How many divisions does Congress have?
This paraphrase of Joseph Stalin’s dismissive comment about the Pope’s power and authority strikes me as a relevant question today, when Congressional hearings are beginning to lift a corner of the veil of secrecy that conceals the disaster in Benghazi. The question will remain relevant tomorrow as, hopefully, Congress again begins to act as a co-equal branch of government and will launch hearings to uncover the facts behind Fast & Furious and other acts of governmental malpractice committed by the Obama administration.
What worries me is that the Obama administration has not “played well” with Congress. If Congressional decisions thwart Obama, they are scorned or bypassed, to the maximum extent possible. Typically, when Eric Holder was held in contempt of Congress for withholding information about Fast & Furious, he simply shrugged it off. No remorse at all.
And so I wonder…
The Executive has lots of raw power available to it to compel obedience: the military, the various law enforcement organs, etc. etc. Lots of divisions, in other words.

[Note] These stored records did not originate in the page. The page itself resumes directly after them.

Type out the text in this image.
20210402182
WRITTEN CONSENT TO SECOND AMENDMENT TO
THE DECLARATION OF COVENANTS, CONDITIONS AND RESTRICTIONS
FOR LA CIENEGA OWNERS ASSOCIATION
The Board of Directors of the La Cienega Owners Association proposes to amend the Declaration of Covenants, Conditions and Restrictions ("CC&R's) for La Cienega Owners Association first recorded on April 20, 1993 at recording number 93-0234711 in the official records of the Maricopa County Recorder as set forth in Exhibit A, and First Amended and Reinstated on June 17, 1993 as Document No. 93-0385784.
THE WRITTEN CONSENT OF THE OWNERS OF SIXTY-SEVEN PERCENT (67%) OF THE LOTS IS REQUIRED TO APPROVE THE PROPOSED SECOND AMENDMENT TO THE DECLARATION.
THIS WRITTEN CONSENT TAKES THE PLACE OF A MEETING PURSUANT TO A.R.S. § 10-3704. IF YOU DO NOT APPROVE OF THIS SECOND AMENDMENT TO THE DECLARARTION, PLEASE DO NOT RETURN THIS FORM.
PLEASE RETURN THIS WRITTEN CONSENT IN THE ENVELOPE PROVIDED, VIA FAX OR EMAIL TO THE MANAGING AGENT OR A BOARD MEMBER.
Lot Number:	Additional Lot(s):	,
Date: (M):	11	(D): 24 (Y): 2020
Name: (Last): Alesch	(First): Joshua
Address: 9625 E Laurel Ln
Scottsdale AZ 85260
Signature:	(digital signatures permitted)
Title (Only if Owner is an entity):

But, figuratively speaking, how many divisions does Congress have? What if a Congressional committee summons a high-ranking member of the Executive Branch and/or that member’s documents, and that individual simply blows them off? What if Congress votes to censure or impeach someone in the Executive, and that someone fails to take them seriously? In other words, what if members of the Executive Branch decide that the rule of law no longer applies to them or theirs? And what if the Executive Branch decides it is time for a quiet putsch?
What does Congress do then? Send a posse of Congressional pages to arrest the malfeasants?
And so I ask again: how many divisions does Congress have?